One simplification that we have made is to eliminate super from inheritance, and use the same alias & exclude mechanism for both inheritance and trait usage.

Let's recall how we got to the above treatment of default methods. A class isn't something that uses the class syntax — it's a method that tail-returns a fresh object. Similarly, a trait isn't something that uses the trait syntax, it's a class that happens to obey the "tritely" restrictions. So we can't make the existence of default methods depend on the use of the trait or class syntax — that won't do what we need.

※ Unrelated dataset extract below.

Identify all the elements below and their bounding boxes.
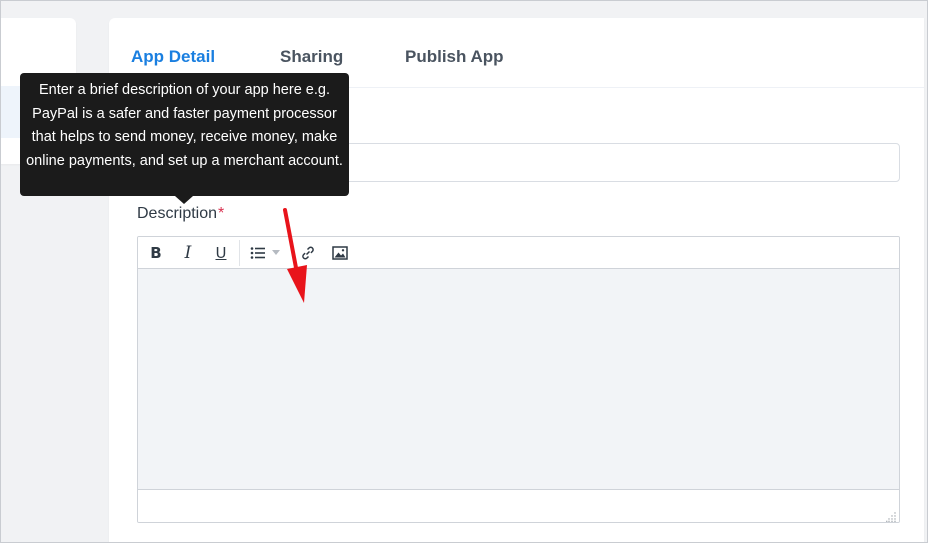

The alternative "creation myth" that came to me in a vision two weeks ago now, and (I think!) have implemented in minigrace, is that whether you get the default methods depends on whether you use uses or inherits. I think that this works, but we won't really know until we have programmed with it a bit. That's what I want to do now — stop talking about this and get down to writing code using it.

kjx commented 8 years ago

I wrote some stuff in the spec about default methods. https://github.com/gracelang/language/blob/portland-james/spec.md#default-methods

The spec now says:

the objects created by the class syntax inherit from graceObject if no inherits clause is supplied (but not objects created by the trait syntax or by object constructors

and

Some objects, notably instances of raw traits and done do not conform to Object

rather than

Notice that the public methods implicitly inherited from Object are implicitly included in all types.

https://github.com/gracelang/language/blob/portland-james/spec.md#type-object

apblack commented 8 years ago

The above links to the spec no longer work. Here is one that does: http://web.cecs.pdx.edu/~black/OOP/GraceResources/spec.html#type-object

I've updated the spec (version 0.7.3) so that the section on Type Object and the section on default methods are consistent. So I'm closing this issue.